Though he has spent quite some time in music-making and performing, Aisuru only released his new EP last year after two years spent making it, a period that also included his moving from north to Auckland in January 2020.

“I guess it was mostly self-doubt going in, and questioning whether I could turn it into a fully-formed album. It took me a long time to really be happy with the vocals; to get it sitting in the mix nicely, and then getting the whole mix actually good together totally. I am very picky when it comes to that stuff and it had to be perfect.”

Aisuru has delivered a collection of dnb and dubstep songs with smooth melodies mixing in between the darker and peaceful aspects of the EP. Rather than his own voice, Aisuru employed the help of two vocalists, Melissa Hibbert and Tiana Haze. Keys for the track Who Knows were performed by Stewie Ladbrook, another Christchurch musician. Other than these features Aisuru looked after the music making.

“I was writing quite happy and peaceful stuff, to begin with when I toyed with the idea of starting this project. I thought I could turn this into something because it gave off that feeling when I started making my music, which sort of reminded me, of the sort of childhood vibe and mental images of the fairy tales, stories and movies that I had seen growing up.

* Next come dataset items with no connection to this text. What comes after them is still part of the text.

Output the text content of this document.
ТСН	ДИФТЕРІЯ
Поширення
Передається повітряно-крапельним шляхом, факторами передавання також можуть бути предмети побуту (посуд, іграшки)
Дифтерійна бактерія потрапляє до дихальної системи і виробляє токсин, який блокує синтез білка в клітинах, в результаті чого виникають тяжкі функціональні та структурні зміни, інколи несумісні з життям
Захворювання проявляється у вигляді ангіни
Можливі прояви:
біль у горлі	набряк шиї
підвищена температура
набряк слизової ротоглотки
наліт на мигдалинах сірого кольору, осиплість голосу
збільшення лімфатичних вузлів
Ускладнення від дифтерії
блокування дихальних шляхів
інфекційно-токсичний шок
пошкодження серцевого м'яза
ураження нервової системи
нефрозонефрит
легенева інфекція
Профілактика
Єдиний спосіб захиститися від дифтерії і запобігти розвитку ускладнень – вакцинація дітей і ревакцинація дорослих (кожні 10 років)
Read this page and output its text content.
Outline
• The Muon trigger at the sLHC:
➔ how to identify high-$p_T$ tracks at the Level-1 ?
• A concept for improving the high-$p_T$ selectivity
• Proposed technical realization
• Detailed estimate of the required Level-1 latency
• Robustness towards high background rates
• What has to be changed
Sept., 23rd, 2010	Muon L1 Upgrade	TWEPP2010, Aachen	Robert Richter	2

And child fantasy just sort of grew from there to be a real theme for that album because it’s like a childhood fantasy.”

Asked to name a favourite he points to the first track, Ghibli.

“The chords in that are probably my favourite. It reminded me of a movie that I love, My Neighbour Totoro by Studio Ghibli when the little girl runs into the forest and meets Totoro and the giant tree for the first time. That’s just totally it. I nailed that one and it just gave me that vibe.”

The Covid lockdown came only months after his move to Auckland and as for many, the pandemic keeps getting in the way.
“I haven’t actually done a gig in Auckland yet, which sucks. I had one lined up last year, it got cancelled because of Covid and then the rescheduled gig got cancelled because of Covid, and then I was supposed to have my last gig as well but that got postponed!’

Still, he remains enthusiastic about being in Auckland and talks excitedly about heading in a new direction musically. 

“Just techno all the way. I have been listening to an artist from Christchurch called Bomb Dylan. He and a couple of other artists definitely triggered me on the techno road, and I just love it. I love progression, and techno is all about progression. It’s just fun, and I think music has got to be fun, it doesn’t just have to be all technical and angry. It can just be fun and not have a purpose. I think I am relaxing a little bit with music and trying to have fun with it.

“I am just really keen to do some gigs in NZ to begin with – like three gigs cancelled in a row, that’s bad luck! I am not giving up, I don’t know when that will be, but hopefully one day.”